Acresce que as ONG são, na prática, os seus principais procuradores, como se deduz do facto de a esmagadora maioria dos casos presentes ao Procurador do TPI terem sido apresentados por elas.

A criação do TPI foi vista como um ganho civilizacional pelas elites políticas e culturais europeias. As lideranças políticas ratificaram o Estatuto de Roma quase sem discussão, encarando-o como “avanço civilizacional” ou “progresso” no Direito Internacional (DI). Em Portugal, a Constituição foi expressamente revista para esse efeito, acolhendo uma significativa cedência de soberania.

Isto faz algum sentido num país pequeno e fraco, que se considera seguro nas suas fronteiras, e que entende que o DI é uma das ferramentas essenciais para prosseguir os seus interesses e sobreviver num mundo onde existem potências muito mais fortes.

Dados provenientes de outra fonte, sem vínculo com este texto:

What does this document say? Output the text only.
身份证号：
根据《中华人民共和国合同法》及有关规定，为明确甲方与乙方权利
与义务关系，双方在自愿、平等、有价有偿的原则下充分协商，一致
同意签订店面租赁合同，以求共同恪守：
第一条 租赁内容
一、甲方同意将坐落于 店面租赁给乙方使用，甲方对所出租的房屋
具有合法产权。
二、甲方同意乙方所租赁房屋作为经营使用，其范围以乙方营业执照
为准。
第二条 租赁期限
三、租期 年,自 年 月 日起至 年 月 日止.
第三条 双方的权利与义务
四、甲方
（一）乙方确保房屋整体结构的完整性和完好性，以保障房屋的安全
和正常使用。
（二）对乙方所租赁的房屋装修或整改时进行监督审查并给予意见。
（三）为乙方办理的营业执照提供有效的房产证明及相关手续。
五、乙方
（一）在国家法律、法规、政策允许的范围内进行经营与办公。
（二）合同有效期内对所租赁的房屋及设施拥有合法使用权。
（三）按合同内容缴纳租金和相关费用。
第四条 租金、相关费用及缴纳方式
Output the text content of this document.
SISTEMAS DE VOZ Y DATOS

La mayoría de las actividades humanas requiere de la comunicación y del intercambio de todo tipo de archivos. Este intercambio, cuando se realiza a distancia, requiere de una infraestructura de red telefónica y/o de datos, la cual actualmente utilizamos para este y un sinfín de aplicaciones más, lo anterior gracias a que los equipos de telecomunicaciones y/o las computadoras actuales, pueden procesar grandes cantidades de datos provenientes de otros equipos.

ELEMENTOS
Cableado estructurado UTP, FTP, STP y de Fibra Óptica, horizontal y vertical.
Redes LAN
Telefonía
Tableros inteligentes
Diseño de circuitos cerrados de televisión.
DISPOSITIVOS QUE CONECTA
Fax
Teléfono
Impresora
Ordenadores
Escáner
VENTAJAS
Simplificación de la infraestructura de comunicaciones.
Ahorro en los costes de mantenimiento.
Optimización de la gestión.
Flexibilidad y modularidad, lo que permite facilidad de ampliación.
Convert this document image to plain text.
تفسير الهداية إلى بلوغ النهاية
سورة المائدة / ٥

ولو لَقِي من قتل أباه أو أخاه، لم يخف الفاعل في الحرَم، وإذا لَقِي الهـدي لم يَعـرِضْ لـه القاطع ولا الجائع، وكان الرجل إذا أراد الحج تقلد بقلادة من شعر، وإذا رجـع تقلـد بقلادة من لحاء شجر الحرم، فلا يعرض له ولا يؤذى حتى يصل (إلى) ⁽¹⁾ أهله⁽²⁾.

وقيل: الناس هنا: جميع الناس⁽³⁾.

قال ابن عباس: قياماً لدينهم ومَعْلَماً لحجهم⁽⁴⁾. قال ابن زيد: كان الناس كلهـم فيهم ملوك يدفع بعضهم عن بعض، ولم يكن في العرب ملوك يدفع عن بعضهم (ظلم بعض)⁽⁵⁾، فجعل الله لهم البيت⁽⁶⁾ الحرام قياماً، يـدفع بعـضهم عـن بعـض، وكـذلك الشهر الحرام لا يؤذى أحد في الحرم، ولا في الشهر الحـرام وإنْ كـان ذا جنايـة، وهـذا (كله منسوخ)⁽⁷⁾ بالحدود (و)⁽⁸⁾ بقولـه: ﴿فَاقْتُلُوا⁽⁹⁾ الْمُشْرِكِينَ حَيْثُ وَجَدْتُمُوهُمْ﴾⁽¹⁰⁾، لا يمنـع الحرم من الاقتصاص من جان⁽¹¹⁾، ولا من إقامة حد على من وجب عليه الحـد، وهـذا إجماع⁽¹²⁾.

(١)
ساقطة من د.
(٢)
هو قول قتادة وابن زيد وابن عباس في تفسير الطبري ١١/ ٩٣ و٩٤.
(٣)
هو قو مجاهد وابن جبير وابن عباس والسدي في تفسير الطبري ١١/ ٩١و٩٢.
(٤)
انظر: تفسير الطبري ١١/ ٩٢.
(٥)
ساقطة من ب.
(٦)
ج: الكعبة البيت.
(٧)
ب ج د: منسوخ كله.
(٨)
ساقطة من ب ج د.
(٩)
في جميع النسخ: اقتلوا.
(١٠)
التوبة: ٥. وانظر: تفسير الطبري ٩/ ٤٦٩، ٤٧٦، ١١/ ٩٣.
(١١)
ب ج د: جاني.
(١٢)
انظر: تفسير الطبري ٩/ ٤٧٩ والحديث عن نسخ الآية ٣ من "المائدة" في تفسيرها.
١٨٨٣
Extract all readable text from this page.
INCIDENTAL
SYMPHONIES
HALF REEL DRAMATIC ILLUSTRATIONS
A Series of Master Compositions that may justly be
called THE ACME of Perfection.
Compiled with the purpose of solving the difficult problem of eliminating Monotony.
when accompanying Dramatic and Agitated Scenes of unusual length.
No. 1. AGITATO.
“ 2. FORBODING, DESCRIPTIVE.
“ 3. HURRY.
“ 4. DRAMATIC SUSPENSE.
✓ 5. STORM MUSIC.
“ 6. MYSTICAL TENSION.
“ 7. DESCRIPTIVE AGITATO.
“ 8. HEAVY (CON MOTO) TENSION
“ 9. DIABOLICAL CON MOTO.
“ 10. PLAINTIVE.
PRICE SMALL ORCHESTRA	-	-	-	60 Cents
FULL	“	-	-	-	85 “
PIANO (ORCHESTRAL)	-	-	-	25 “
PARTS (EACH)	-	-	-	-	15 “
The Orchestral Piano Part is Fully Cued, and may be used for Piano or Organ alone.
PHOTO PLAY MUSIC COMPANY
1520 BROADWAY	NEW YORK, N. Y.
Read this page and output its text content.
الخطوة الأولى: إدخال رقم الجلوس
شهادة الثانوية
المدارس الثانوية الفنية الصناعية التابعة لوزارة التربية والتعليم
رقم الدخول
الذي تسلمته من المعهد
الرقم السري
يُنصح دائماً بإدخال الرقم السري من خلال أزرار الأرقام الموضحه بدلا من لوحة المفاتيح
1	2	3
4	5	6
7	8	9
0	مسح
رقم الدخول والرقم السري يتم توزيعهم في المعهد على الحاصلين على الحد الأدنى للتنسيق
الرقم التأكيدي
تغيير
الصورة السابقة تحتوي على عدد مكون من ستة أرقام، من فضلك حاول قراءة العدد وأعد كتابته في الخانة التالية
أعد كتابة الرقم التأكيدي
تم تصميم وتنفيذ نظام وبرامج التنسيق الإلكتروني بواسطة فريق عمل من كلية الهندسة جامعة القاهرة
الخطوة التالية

Mas não é esse o mundo real. Este, no qual existimos, é aquele em que nem todos aceitam as mesmas regras, em que o respeito pelo DI não é uniforme e em que, por exemplo, forças portuguesas actuam fora das fronteiras, podendo encontrar-se subitamente à mercê do fenómeno da lawfare, pelo que o “avanço civilizacional” pode rapidamente revelar-se, em linguagem mais vernácula, um autêntico tiro no pé. Efectivamente, ao concordar que os seus decisores e executores, militares e políticos, possam ser processados por “crimes de guerra”, os países democráticos aceitam implicitamente combater em condições assimétricas e desvantajosas.

É verdade que o TPI é subsidiário, mas também é verdade que a sua acção depende muito do activismo judiciário de certos magistrados e procuradores, como é o caso do Sr. Karim Khan e da sua antecessora, a também muçulmana Fátima Bensouda.

A apreciação concreta de determinados casos pode até levá-los a concluir que o Estado do acusado não agiu como eles entendem que devia agir. É o caso actual, com Karim Khan a sustentar que não tem provas de que o sistema judicial israelita esteja a lidar com as alegações de crimes de guerra.

Ora um militar que, algures numa missão, esteja envolvido num incidente, pode ver o seu nome chegar ao radar do Procurador por influência de ONG’s, activistas políticos, pessoas com agenda, etc., e detido às ordens do tribunal, em qualquer local onde esteja.

Uma vez que os militares desempenham por vezes missões em teatros onde os seus inimigos não respeitam deliberada e sistematicamente as “leis da guerra”, são como lutadores lançados para um ringue de boxe com os punhos atados atrás das costas, não podendo responder de forma adequada ao que deles se exige e correndo riscos físicos e legais inaceitáveis e desnecessários. Só poderão libertar um punho se houver provas........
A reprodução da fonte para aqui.